The Urban Future Lab at UTSA is tackling its biggest canvas yet---the city's entire south side.
News Radio 1200 WOAI reports that, in conjunction with the Southside First Economic Development Council, the lab, which studies how to make the city of the future more functional and user friendly, is trying to come up with ways that can happen for the roughly 300,000 people who live on the South side.
"Looking at the south side, how can we addres general inequality," Urban Future Lab director and UTSA architecture professor Antonio Petrov told News Radio 1200 WOAI.
Petrov say the city has focused on 'nodes' of disadvantages areas, for example the Pearl area, but has never focused its resources on trying to improve an entire section of the city.
"Access to parks, walkable streets, better schools, better jobs, everything a little more accessible," he said.

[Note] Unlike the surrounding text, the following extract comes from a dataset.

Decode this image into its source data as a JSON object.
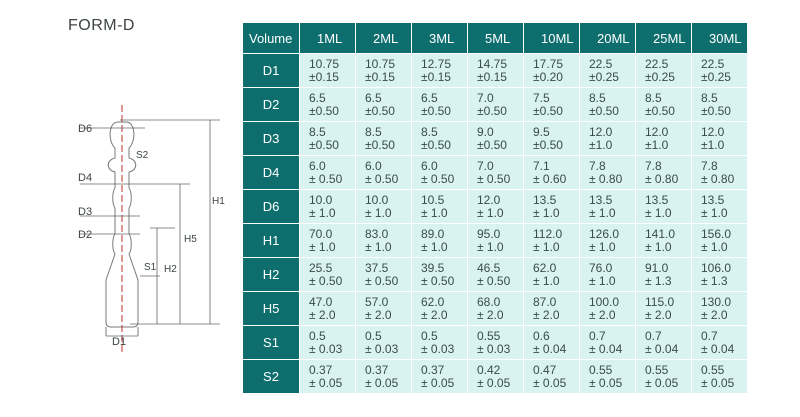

The south side, which has long been a stepchild in the city's economic development efforts, is experiencing a renaissance for several reasons.
The highly successful Brooks and Port San Antonio developments have brought new employers, colleges, and amenities to the area. The proximity to the Eagle Ford shale oil fields has led to economic growth as well, and the designation of the Spanish Colonial Missions as World Heritage Sites have made the region an international tourism destination.
But Petrov says despite all this, many parts of the south side remain cut off from economic growth, and the benefits that come with that growth.
He says the results of the research will be turned over to City Council and to other development agencies.
The Urban Future Lab has a reputation for 'out of the box' thinking. It was Petrov who proposed a modern elevated trolley, kind of like a ski lift, to transport people from downtown to the airport, speeding travel times and cutting down on highway congestion.